“No one can serve two masters. For you will hate one and love the other; you will be devoted to one and despise the other. You cannot serve both God and money.”
-Luke 16:13, NLT
When I first married, the wedding celebration was rife with conversation from my (now ex) in-law family as I remember it worrying about how much money I would make.
They worried that a philosophy major–my undergraduate major–was worthless and had no shame in voicing their worries to my own family on my wedding day!
It was like a Jane Austen novel where I was being evaluated just as each man was evaluated for marriage eligibility based upon how much wealth he had. To me, this is just as disgusting as if a groom’s family evaluated the potential bride for beauty and fertility.

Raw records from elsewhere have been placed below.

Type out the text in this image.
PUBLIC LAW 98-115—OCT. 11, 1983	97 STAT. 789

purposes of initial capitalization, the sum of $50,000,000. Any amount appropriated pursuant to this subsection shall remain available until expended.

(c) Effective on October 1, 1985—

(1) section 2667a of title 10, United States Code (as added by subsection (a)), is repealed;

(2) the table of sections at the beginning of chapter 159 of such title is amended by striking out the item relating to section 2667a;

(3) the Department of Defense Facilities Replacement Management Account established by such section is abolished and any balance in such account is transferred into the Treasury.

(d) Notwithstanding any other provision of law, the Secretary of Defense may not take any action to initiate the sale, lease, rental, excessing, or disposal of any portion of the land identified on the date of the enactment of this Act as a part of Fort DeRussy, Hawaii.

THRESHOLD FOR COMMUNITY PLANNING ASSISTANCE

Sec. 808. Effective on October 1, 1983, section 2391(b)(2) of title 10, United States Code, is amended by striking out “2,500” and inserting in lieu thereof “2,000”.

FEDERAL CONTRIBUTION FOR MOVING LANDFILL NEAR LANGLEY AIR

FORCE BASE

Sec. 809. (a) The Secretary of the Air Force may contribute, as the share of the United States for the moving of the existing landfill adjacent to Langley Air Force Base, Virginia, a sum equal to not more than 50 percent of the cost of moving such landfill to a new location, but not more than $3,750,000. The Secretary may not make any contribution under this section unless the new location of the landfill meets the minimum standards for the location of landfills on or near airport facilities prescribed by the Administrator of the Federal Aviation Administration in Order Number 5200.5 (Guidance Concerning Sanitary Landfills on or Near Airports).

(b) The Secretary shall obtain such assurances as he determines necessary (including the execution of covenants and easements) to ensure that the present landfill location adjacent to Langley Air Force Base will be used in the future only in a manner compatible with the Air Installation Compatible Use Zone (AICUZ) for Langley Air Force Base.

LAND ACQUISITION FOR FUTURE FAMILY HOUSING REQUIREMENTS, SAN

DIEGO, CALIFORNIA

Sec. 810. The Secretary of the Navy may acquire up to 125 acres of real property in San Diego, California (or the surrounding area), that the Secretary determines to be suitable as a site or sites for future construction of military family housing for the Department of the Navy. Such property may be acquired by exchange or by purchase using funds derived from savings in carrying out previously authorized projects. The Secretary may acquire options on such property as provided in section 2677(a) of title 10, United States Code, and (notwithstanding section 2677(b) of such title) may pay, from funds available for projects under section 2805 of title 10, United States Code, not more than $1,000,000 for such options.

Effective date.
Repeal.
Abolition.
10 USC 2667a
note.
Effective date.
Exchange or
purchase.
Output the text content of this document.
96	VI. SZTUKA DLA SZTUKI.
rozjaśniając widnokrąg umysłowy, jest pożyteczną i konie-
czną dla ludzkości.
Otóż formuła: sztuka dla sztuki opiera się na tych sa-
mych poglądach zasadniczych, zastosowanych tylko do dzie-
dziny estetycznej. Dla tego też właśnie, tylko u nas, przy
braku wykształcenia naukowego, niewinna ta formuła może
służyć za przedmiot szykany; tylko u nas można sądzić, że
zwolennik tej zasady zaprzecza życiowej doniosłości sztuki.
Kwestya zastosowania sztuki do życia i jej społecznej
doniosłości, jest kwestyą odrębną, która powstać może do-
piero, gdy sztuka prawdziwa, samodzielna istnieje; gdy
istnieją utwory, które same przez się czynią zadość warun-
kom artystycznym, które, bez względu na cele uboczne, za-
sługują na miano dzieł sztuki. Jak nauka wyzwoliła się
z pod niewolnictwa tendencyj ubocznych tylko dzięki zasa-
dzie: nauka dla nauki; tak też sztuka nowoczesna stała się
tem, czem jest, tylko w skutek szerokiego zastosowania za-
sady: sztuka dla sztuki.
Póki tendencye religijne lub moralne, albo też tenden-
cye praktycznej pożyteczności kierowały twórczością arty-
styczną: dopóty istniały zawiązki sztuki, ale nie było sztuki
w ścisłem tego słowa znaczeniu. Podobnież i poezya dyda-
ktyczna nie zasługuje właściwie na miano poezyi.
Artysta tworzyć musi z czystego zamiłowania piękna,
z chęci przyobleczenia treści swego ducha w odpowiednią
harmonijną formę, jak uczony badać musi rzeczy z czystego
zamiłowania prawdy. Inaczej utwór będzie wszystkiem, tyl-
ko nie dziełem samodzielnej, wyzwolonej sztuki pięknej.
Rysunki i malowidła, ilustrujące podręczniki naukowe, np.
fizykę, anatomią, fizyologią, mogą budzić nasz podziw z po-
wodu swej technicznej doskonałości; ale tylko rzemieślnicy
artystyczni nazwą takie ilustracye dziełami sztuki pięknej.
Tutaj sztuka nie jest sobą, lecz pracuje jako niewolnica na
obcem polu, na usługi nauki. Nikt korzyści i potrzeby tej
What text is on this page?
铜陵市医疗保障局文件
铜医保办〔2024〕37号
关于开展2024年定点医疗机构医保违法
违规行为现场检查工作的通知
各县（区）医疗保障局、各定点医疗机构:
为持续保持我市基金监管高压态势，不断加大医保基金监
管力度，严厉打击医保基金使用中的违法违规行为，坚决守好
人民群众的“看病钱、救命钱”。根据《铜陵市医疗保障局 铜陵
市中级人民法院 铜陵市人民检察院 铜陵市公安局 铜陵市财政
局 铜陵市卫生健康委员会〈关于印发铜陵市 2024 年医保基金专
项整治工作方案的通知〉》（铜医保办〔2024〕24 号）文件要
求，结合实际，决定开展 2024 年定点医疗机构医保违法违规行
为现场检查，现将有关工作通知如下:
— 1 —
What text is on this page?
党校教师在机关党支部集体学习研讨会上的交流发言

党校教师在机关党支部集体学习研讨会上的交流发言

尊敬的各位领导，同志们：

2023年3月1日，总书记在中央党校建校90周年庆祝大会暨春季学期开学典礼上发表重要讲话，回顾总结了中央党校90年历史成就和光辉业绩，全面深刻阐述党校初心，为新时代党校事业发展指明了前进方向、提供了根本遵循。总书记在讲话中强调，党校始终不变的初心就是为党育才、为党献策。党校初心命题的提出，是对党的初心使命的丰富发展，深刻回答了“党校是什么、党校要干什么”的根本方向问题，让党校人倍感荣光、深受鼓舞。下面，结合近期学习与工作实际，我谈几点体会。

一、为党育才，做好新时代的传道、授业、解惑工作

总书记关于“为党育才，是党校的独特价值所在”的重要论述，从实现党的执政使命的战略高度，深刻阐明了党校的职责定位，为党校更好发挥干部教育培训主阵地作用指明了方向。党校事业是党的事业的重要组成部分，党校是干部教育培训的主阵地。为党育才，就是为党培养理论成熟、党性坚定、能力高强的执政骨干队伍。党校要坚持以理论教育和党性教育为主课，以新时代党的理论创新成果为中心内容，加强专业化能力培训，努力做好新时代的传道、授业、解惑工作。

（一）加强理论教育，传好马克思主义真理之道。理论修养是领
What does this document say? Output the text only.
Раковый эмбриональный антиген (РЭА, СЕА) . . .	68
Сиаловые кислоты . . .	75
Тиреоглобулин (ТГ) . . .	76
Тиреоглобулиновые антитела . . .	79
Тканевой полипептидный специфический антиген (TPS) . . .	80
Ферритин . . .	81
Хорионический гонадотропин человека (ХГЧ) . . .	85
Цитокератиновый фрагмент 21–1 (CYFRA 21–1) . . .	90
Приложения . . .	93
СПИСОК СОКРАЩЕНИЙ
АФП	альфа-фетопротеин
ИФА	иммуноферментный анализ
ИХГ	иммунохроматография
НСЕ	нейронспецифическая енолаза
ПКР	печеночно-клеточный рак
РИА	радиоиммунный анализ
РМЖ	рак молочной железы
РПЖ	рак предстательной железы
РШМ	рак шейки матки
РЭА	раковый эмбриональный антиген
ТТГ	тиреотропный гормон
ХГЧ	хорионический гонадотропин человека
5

It is an utterly pagan perspective!
Looking back, I know recognize this sort of fixation on money as a red flag–a difference in values, and possibly god.
The contrast with Mrs. DM on this matter could not be even more stark:
We got engaged while I was between jobs. In fact, I was on unemployment at the time living in my parents’ basement.
It does not get more cliche for “poor marriage material” than that (unless you add that I was living with my cat as well).
Mrs. DM was a single mom. If anyone had a legitimate reason to resist marriage until I had a steady income, she did.
But she did not.
I was the one who insisted we waited to get married until after I had landed my next job! Mrs. DM did not marry me for my wealth or the way of life I could give her. She married me for me.
That said, the point is not to say money is completely unimportant. My point is to say we never ought to make it of the utmost importance. God is.
Money comes and goes. So do jobs. Our security needs to be based upon God, not upon the wealth of our (soon to be) spouse or even our own.
Any teaching on marriage that fails to point this out is a teaching giving married couples a cracked foundation for future flood waters to fill and burst open. Such teaching is money worship.